La Saltash describió un círculo alrededor del sumergible mientras Ericson observaba el mojado casco gris a través de sus prismáticos.
—Supongo —dijo ceñudamente— que esa actitud que adoptan quiere demostrar que ellos, realmente, no han sido vencidos. Estaría muy bien, si…
No acabó la frase, pero en su interior se encontró luchando con una violenta tentación. Lo que más deseaba de todo era poder continuar con el ataque, y la falta de bandera negra de rendición le daba un pretexto legítimo. Quería disparar contra aquel recalcitrante vencido o lanzar una carga de profundidad que estallase a su mismo lado, demostrarle, en fin, que la guerra había terminado, que los submarinos estaban vencidos y que una fragata inglesa podía enviarlos al fondo del mar en cualquier momento en que lo estimara oportuno. Tenía ganas, en aquellos momentos finales, de demostrar lo fácil que le era hacerlo, aumentando de ese modo desde tres hasta cuatro el número de los submarinos hundidos por él durante la guerra.
Permanecía inmóvil como un poste en medio del puente, recordando un viejo motivo de agravio: el que había sentido cuando el comandante del submarino, en su camarote, había empezado a insolentarse. ¡Condenados alemanes!
Un hombre, con una gorra de marino muy levantada por la parte delantera, apareció en la torrecilla del submarino mirándolo con estudiada despreocupación y alzando después sus prismáticos para observar a la Saltash. Otro apareció después a su lado y permaneció allí sin hacer nada, en una actitud de indiferencia.
—Conque haciendo todavía el tonto, ¿eh? —gruñó Ericson—. ¡Artillería!
—A sus órdenes —dijo Allingham desde su puesto en el micrófono del control de los cañones.
—Dispárale un cañonazo por encima de la torreta. Todo lo cerca que le sea posible.
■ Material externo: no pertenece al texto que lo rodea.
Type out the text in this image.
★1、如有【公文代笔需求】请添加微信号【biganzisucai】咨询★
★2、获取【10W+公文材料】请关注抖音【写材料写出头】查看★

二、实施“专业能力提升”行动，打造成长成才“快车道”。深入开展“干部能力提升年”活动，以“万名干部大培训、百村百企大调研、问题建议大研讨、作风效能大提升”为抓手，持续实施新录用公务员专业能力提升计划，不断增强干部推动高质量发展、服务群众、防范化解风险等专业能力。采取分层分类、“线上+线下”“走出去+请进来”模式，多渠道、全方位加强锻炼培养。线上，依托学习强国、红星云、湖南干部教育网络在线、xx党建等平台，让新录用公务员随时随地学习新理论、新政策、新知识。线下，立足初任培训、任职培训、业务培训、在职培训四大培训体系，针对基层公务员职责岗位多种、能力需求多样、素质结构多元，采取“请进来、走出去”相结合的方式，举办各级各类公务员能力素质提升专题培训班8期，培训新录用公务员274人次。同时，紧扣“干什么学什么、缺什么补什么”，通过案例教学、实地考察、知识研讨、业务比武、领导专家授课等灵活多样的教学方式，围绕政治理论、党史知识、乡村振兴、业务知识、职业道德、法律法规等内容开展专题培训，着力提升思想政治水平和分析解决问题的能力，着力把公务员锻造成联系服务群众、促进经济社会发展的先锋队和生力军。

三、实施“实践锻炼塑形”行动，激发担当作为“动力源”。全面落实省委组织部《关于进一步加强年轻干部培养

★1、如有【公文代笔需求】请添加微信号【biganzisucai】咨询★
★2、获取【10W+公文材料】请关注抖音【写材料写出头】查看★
Allingham dio las órdenes oportunas. Rugió el cañón B y el proyectil cayó unas cincuenta yardas más allá del submarino, levantando un gran chorro de agua.
—Por un pelo que no le parte por medio —comentó Holt.
Pareció que aquél iba a ser el último disparo que se hiciera en aquella guerra. Los dos hombres perdieron inmediatamente su aire de indiferencia y empezaron a manotear enérgicamente. No tardaron en trepar otros a la torreta y después a desparramarse por la cubierta. En la corta asta de señales se desplegó una bandera negra y un reflector empezó inmediatamente a emitir destellos con frenética velocidad.
—Mensajes, señor —dijo al punto el jefe de señales—. Dicen: «No queremos luchar con ustedes».
—Me tiene sin cuidado si quieren hacerlo —contestó Ericson con voz estentórea inclinándose sobre el micrófono.
Esperó una respuesta a aquel desafío, pero no llegó ninguna. Algunos hombres abandonaron la torreta y corrieron a lo largo de la cubierta del submarino, levantando las manos por encima de la cabeza.
—Eso ya está mejor —dijo Ericson a los que le rodeaban.
Luego, nuevamente por el micrófono, ordenó con voz potente: «Sitúense con los otros y síganme».